A young girl, Lois, is on her way to a tryst with her lover, Howard. She stops to meet her much older brother, Kieth [sic], who is in a seminary and about to be ordained as a priest. Lois sends a telegram upon her arrival in Baltimore. She wires Howard that she will meet him after her visit to a seminary.

She arrives by bus and is welcomed by Kieth. He takes her on a tour of the grounds. They have not seen each other for many years. He informs her that he anticipated the meeting between them. They discuss their pasts. She informs him that she is not a devout Catholic. She tells him: "It really doesn't seem to apply anymore."

Lois participates in a benediction or blessing in the chapel with her brother. She is overcome by the experience and collapses into his arms. She undergoes an emotional catharsis.

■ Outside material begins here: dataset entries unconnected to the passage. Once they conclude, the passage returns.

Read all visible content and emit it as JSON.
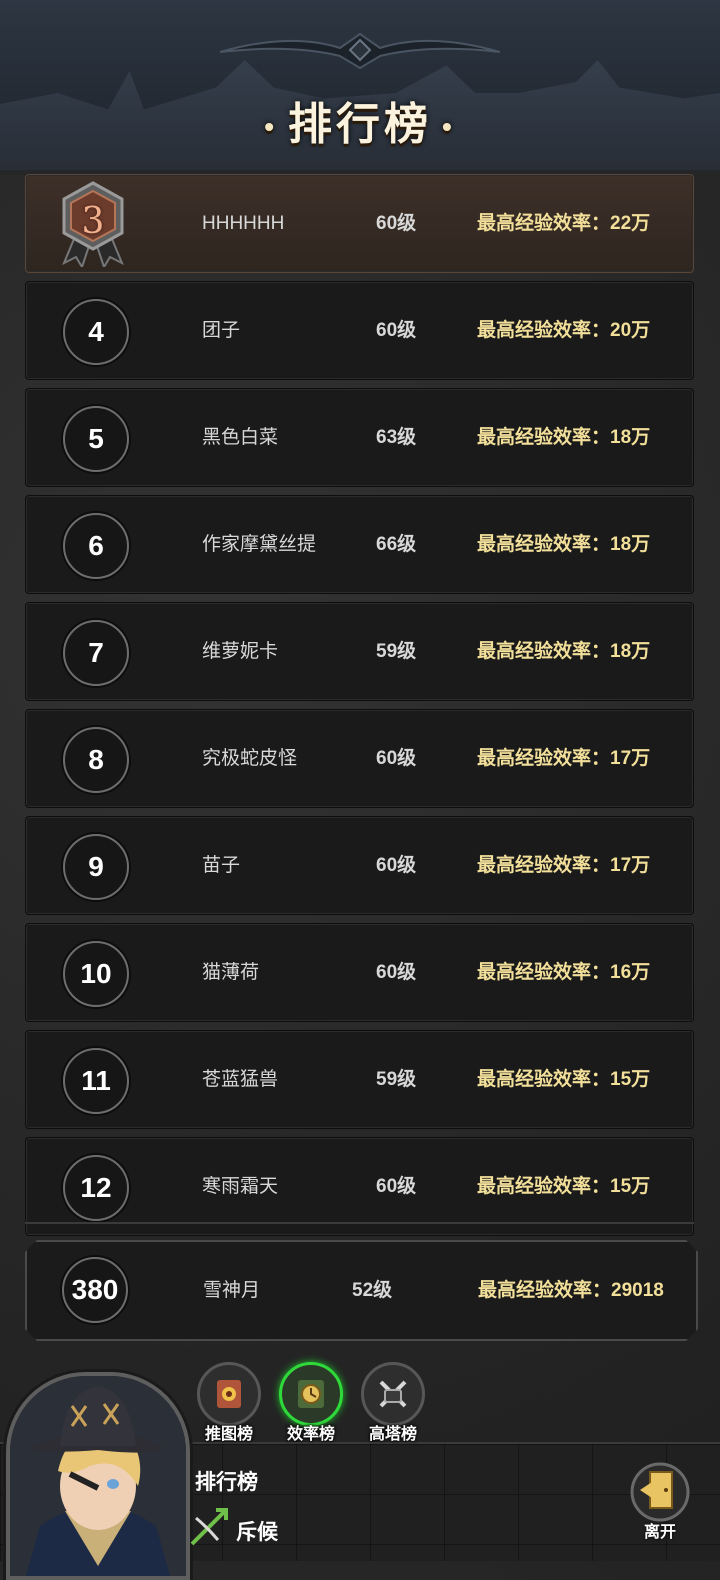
{
  "header": {
    "title": "排行榜",
    "dot": "•"
  },
  "rows": [
    {
      "rank": "3",
      "name": "HHHHHH",
      "level": "60级",
      "efficiency": "最高经验效率：22万"
    },
    {
      "rank": "4",
      "name": "团子",
      "level": "60级",
      "efficiency": "最高经验效率：20万"
    },
    {
      "rank": "5",
      "name": "黑色白菜",
      "level": "63级",
      "efficiency": "最高经验效率：18万"
    },
    {
      "rank": "6",
      "name": "作家摩黛丝提",
      "level": "66级",
      "efficiency": "最高经验效率：18万"
    },
    {
      "rank": "7",
      "name": "维萝妮卡",
      "level": "59级",
      "efficiency": "最高经验效率：18万"
    },
    {
      "rank": "8",
      "name": "究极蛇皮怪",
      "level": "60级",
      "efficiency": "最高经验效率：17万"
    },
    {
      "rank": "9",
      "name": "苗子",
      "level": "60级",
      "efficiency": "最高经验效率：17万"
    },
    {
      "rank": "10",
      "name": "猫薄荷",
      "level": "60级",
      "efficiency": "最高经验效率：16万"
    },
    {
      "rank": "11",
      "name": "苍蓝猛兽",
      "level": "59级",
      "efficiency": "最高经验效率：15万"
    },
    {
      "rank": "12",
      "name": "寒雨霜天",
      "level": "60级",
      "efficiency": "最高经验效率：15万"
    }
  ],
  "self": {
    "rank": "380",
    "name": "雪神月",
    "level": "52级",
    "efficiency": "最高经验效率：29018"
  },
  "tabs": [
    {
      "label": "推图榜",
      "icon": "map-ranking-icon",
      "active": false
    },
    {
      "label": "效率榜",
      "icon": "clock-ranking-icon",
      "active": true
    },
    {
      "label": "高塔榜",
      "icon": "tower-ranking-icon",
      "active": false
    }
  ],
  "bottom": {
    "title": "排行榜",
    "job_label": "斥候",
    "job_icon": "crossbow-icon",
    "exit_label": "离开",
    "exit_icon": "exit-door-icon"
  },
  "colors": {
    "efficiency": "#f2df9a",
    "active_tab": "#2fd93a",
    "medal_bronze": "#f3b08e"
  }
}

Kieth bids her farewell and sees her off as she departs by bus. After her departure, he prays before the pietà. When she arrives back at the station, she tears up a telegram she meant to send. The clerks read the discarded message: "This is in the way of a permanent goodbye. I should suggest Italy. Lois."

== Publication history ==
The story first appeared in The Smart Set, edited by H.L. Mencken and George Jean Nathan, in the February 1920 issue. The short story was included in his 1920 anthology Flappers and Philosophers later that year, consisting of eight stories, published by Scribner's.

== Critical analysis ==

When Mencken reviewed Fitzgerald's story collection Flappers and Philosophers, he regarded "Benediction" as the best story in the anthology and wrote that its publication "brought down the maledictions of the Jesuits and came near getting the magazine barred from the Knights of Columbus camp-libraries."